In the fifty some odd years that Fouke has played football it has recorded very few winning season and made the playoffs a total of nine times. The first time was in 1987 and the most recent appearance was clinched Thursday, November 7 of this year. What is it about this story that is inspiring or even worthy of mention in the lore of gridiron glory? It’s because the young men of Fouke have often be told that they can’t succeed by outside forces. They have been maligned in the media and on the state’s forum Fearless Friday.com as laughingstocks.
The Fouke Panthers play in one of the perennially strong conferences n the 3A division. #A is arguably one of the most competitive divisions and the district is always full of State Title hopefuls. Playing teams such as the Fordyce Red Bugs (hometown of the legendary Paul “bear” Bryant, the Prescott Curley Wolves, and the McGehee Owls the Panthers are always underdogs.
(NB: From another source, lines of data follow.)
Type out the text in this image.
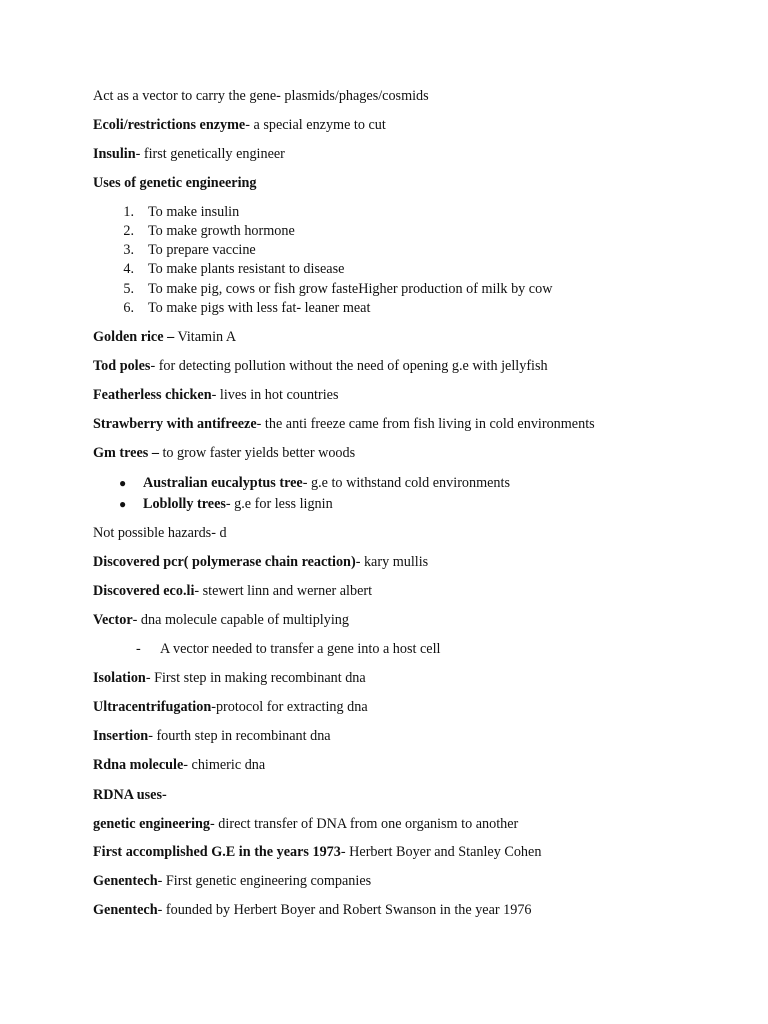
Act as a vector to carry the gene- plasmids/phages/cosmids
Ecoli/restrictions enzyme- a special enzyme to cut
Insulin- first genetically engineer
Uses of genetic engineering
1. To make insulin
2. To make growth hormone
3. To prepare vaccine
4. To make plants resistant to disease
5. To make pig, cows or fish grow fasteHigher production of milk by cow
6. To make pigs with less fat- leaner meat
Golden rice – Vitamin A
Tod poles- for detecting pollution without the need of opening g.e with jellyfish
Featherless chicken- lives in hot countries
Strawberry with antifreeze- the anti freeze came from fish living in cold environments
Gm trees – to grow faster yields better woods
● Australian eucalyptus tree- g.e to withstand cold environments
● Loblolly trees- g.e for less lignin
Not possible hazards- d
Discovered pcr( polymerase chain reaction)- kary mullis
Discovered eco.li- stewert linn and werner albert
Vector- dna molecule capable of multiplying
- A vector needed to transfer a gene into a host cell
Isolation- First step in making recombinant dna
Ultracentrifugation-protocol for extracting dna
Insertion- fourth step in recombinant dna
Rdna molecule- chimeric dna
RDNA uses-
genetic engineering- direct transfer of DNA from one organism to another
First accomplished G.E in the years 1973- Herbert Boyer and Stanley Cohen
Genentech- First genetic engineering companies
Genentech- founded by Herbert Boyer and Robert Swanson in the year 1976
Going into the 2013 season with a new coaching staff and without a winning record since 2002, the Panthers had the deck stacked against them. They struggled with some players adjusting to the new system and others departing because hey were unable to follow disciplinary rules. Everyone expected the same they had received for years.
Then, they started winning.
Something changed. The young men walked taller. The school came together and felt unified. The shackles of mediocrity were obliterated. Seniors, like Drake Cross, became heroes to the younger students and were seen as admirable. Especially after Cross, a three year letterman on the offensive and defensive line, overcame a potential career ending knee injury with the mantra ” I just wanna play.” It was a mantra the entire team adopted as each week brought new challenges.
Under first year head coach Rick Barker, the season wasn’t pretty nor was it easy, but character isn’t built through comfortable circumstances. The team stumbled and dropped three games two to highly ranked teams and one to a team that has failed to make the playoffs. They rebounded with a nail-biting win against he former powerhouse the McGehee Owls and, most importantly, to constant conference force the Prescott Curley Wolves.
In a sloppy, 19-13 victory, thirty-five young men ended a decades long losing streak to the Curley Wolves. For years, the Panthers have faced the Wolves outmanned and outgunned. This year though, they dug in and found a way to defeat them with style and class. The naysayers on Fearless Friday have started to blame the field and deride the victory. However, they cannot diminish the fact that these young men should shoulder to shoulder, fought like men in the trenches and did what they were told they could not do.
That, my friends, is what the game is all about.